Saturday, April 9, 2011

Reflecting God's Grace

When I first started this blog, I thought I might be chronicling my battle with cancer. I had a rather large ovarian mass, with one doctor telling me it was probably cancer, and I had an abnormal mammogram. Thankfully, the mass was removed and pronounced benign and the follow-up mammogram did not show any indication of growth. They will continue to monitor the spots, but for now, the cancer scare is gone.

Another reason I started this blog was to keep my family and friends up-to-date on my many medical tests and results without constantly repeating myself through phone calls and emails. While I love and appreciate my family and friends, sometime I just didn't want to talk about my medical issues anymore. This was a way to "say" it once and get it over with.

The last reason for this blog was to encourage. I titled it "A Flawed Gem" because that is how I see myself in God's eyes. It's like the diamond in my wedding ring. Somewhere along, it got a small chip in it. Several years ago, my husband offered to have the flawed diamond replaced with a new one. I refused. That was the gem he originally chose; it is precious to me. Our marriage has not been perfect, but I wouldn't trade it for anything. I am not perfect, but God still holds me precious. My blog name "katofgrace" is no reflection on my spiritual "superiority." Rather it is a statement of God's grace in me. Without Him, I am just a fearful, angry child. In Him, I am a reflection of His faithfulness and grace.
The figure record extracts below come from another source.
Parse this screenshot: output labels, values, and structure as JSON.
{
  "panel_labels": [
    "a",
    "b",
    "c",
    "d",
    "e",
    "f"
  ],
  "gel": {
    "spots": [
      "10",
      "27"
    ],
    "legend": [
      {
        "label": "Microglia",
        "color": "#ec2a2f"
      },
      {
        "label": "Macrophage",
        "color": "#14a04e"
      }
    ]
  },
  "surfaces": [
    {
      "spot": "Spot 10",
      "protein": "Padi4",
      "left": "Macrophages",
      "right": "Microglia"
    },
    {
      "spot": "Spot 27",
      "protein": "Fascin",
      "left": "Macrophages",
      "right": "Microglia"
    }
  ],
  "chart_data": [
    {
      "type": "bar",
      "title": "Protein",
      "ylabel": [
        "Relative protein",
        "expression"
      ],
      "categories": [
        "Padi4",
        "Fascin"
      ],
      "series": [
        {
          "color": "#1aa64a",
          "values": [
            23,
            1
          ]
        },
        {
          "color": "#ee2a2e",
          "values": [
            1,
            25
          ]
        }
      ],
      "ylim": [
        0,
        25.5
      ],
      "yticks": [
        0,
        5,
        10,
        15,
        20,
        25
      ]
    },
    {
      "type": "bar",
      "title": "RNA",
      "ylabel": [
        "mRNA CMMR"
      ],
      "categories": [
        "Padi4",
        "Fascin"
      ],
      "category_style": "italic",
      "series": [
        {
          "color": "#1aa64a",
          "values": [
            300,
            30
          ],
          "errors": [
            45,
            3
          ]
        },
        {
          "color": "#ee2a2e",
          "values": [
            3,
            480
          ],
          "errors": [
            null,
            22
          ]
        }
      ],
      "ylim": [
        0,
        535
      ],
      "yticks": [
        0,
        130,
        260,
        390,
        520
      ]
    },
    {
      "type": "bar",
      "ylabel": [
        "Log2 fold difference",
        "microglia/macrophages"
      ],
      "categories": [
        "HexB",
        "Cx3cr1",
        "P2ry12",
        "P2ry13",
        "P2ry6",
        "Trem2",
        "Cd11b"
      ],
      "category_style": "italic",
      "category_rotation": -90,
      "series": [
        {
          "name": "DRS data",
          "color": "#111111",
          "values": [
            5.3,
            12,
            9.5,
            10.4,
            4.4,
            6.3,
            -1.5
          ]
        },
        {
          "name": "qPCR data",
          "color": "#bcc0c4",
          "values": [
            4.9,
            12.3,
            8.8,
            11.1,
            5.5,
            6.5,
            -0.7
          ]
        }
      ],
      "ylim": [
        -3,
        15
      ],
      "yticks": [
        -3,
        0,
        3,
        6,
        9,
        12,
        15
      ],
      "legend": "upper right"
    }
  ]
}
So, reasons one and two are no longer needed. That leaves me with encouragement... not a bad place to be. I hope my story is an encouragement to someone who is struggling with physical or emotional battles. God is so faithful to provide the strength needed to get through any trial. I don't know what lies ahead, but I know who is directing my path. I know each day is a gift, even when it doesn't seem that way. I know that even the "bad" things that come into my life can turn out to be some of the greatest blessings in the end.

So, I'll keep on shining. Sometimes my flaws may show more than I like and it seems like they are all that can be seen. Sometimes God's grace covers my flaws and I feel I can shine to those around me. But mostly, He allows my flaws to show and His grace reflects even brighter from the chips than on the polished facets.